Joslin Lays Foundation for Improved Eye Treatment
Dr. Lloyd Paul Aiello
Tuesday, April 27, 2010
If left untreated, about a quarter of people with diabetes eventually lose some of their vision from diabetic macular edema—a condition in which leaking blood vessels cause swelling in the center of the retina. While laser treatments based on work pioneered at Joslin in the 1960s have helped to minimize this damage, injecting a drug called ranibizumab can be more effective, according to results from a major clinical study by the Diabetes Retinopathy Clinical Research Network (DRCR.net) announced today. Joslin scientists were leaders both in the basic research that led to the study and in the establishment of DRCR.net.
“The study shows that this medication therapy is substantially better than our current standard laser treatment alone for this condition, which affects hundreds of thousands of people worldwide,” says Lloyd Paul Aiello, M.D., Ph.D., director of Joslin’s Beetham Eye Institute. “Treatment with the medication as performed in the study results in more vision improvement and less vision loss than current laser therapy alone, and it doesn’t increase eye pressure or cataracts.”
“This will be a major benefit for patients with diabetic eye disease,” adds Dr. Aiello, who is also Associate Professor of Ophthalmology at Harvard Medical School. “Laser for diabetic macular edema has been the gold standard treatment for the past 25 years. Now, we have an even better therapy for these patients.”
The drug, marketed as Lucentis, targets a molecule called vascular endothelial growth factor (VEGF), a key player in the growth of blood vessels.
Working with George L. King, M.D., Joslin’s Chief Scientific Officer and Professor of Medicine at Harvard Medical School, Dr.

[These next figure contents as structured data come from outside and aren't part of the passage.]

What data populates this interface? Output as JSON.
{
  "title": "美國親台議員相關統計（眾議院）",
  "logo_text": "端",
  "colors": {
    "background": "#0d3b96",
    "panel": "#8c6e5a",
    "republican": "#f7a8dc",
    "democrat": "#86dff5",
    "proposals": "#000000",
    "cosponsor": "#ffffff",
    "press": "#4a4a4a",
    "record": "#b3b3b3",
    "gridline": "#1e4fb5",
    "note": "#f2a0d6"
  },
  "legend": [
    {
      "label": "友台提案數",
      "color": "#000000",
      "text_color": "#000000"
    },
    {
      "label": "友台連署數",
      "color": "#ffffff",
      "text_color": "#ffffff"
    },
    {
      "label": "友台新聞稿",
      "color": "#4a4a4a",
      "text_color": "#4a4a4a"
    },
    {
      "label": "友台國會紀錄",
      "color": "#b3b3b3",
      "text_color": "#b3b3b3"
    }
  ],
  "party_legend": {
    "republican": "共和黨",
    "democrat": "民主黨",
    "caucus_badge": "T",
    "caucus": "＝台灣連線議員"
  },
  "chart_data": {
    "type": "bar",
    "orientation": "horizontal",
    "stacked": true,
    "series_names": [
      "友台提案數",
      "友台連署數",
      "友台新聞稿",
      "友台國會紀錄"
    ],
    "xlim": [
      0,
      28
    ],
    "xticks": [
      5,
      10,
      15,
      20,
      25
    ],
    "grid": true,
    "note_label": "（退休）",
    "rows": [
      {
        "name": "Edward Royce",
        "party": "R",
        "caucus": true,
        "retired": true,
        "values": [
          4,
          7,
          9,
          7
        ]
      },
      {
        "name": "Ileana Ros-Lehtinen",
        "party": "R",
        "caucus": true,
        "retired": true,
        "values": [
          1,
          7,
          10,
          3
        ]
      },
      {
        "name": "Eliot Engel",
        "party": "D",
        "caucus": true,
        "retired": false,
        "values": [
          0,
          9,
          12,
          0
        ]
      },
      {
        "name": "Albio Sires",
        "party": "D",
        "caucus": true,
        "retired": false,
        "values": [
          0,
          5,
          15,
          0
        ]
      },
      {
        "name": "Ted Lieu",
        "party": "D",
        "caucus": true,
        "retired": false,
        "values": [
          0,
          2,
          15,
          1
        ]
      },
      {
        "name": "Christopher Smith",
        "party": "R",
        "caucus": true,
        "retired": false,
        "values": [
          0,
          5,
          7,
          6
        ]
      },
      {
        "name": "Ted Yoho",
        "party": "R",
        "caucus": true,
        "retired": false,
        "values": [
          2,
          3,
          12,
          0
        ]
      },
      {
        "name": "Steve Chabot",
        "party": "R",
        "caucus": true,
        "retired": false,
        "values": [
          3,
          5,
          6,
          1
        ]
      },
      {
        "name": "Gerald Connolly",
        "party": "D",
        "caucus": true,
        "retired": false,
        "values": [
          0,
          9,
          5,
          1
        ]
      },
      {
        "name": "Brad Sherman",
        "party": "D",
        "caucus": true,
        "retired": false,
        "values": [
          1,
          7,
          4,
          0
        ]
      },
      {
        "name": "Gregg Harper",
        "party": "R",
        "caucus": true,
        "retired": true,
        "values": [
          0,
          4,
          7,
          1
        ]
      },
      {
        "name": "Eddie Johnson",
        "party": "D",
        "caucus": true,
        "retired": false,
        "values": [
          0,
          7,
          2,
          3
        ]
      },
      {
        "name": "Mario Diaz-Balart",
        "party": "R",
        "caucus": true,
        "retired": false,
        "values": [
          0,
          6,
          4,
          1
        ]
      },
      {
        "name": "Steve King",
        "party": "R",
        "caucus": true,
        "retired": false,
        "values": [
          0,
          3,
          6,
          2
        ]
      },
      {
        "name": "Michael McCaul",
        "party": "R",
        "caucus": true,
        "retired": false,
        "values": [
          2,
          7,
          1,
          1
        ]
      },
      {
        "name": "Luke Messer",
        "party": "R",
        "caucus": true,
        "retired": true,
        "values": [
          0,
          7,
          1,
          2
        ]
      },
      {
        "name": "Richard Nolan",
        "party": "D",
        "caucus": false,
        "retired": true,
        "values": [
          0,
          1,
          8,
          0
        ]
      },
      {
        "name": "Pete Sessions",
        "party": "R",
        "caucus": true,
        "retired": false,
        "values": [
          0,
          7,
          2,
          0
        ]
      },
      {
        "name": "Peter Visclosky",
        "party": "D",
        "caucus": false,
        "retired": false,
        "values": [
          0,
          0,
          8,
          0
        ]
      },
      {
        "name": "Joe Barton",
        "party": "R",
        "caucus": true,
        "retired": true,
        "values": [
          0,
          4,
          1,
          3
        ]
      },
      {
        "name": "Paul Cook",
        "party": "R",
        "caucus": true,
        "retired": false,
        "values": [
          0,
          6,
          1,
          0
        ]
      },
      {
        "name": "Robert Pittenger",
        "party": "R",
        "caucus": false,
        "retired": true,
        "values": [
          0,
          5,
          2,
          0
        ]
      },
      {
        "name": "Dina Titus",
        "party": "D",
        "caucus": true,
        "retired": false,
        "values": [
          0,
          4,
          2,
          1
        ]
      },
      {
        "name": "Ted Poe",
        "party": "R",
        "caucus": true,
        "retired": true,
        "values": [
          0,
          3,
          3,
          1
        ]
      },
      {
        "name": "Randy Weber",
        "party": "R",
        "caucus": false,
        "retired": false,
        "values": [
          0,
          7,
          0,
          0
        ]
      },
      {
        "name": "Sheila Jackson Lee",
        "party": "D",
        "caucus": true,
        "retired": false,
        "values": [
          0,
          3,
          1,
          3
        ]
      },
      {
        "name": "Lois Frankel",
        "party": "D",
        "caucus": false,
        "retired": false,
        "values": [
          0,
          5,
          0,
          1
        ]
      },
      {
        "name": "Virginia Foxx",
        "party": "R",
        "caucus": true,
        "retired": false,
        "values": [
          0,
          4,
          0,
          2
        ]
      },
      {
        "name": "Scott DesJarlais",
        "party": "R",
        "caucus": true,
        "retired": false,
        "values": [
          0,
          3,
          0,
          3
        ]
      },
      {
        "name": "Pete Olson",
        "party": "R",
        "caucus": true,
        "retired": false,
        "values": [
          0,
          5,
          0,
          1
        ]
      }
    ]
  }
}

Aiello made a string of major discoveries about the role of VEGF in the eye. These Joslin scientists were the lead authors in a New England Journal of Medicine paper that showed that expression of VEGF is heightened in patients with diabetic eye disease, and in other reports demonstrated that this molecule can be blocked with subsequent reduction of retinopathy in animals and that an anti-VEGF drug can reverse visual loss in a patient.
Dr. Aiello also was the inaugural chair of the DRCR.net, the premier network for doing clinical trials for diabetic eye disease in this country. About one-third of all retinal specialists in this country participate in DRCR.net, which is funded by the National Eye Institute, the National Institute of Diabetes and Digestive and Kidney Diseases and other groups.
In the other major form of diabetic eye disease, proliferative diabetic retinopathy, blood vessels grow in wrong places on the retina. Laser therapy provides excellent results for this condition, preventing severe visual loss in more than 95% of patients. This new clinical study wasn’t designed to examine the effectiveness of ranibizumab for these patients, but other data suggest that it might be helpful in their treatment as well. Further studies are underway to assess the benefit of this therapy for patients with diabetic eye conditions other than those evaluated in this study, says Dr. Aiello.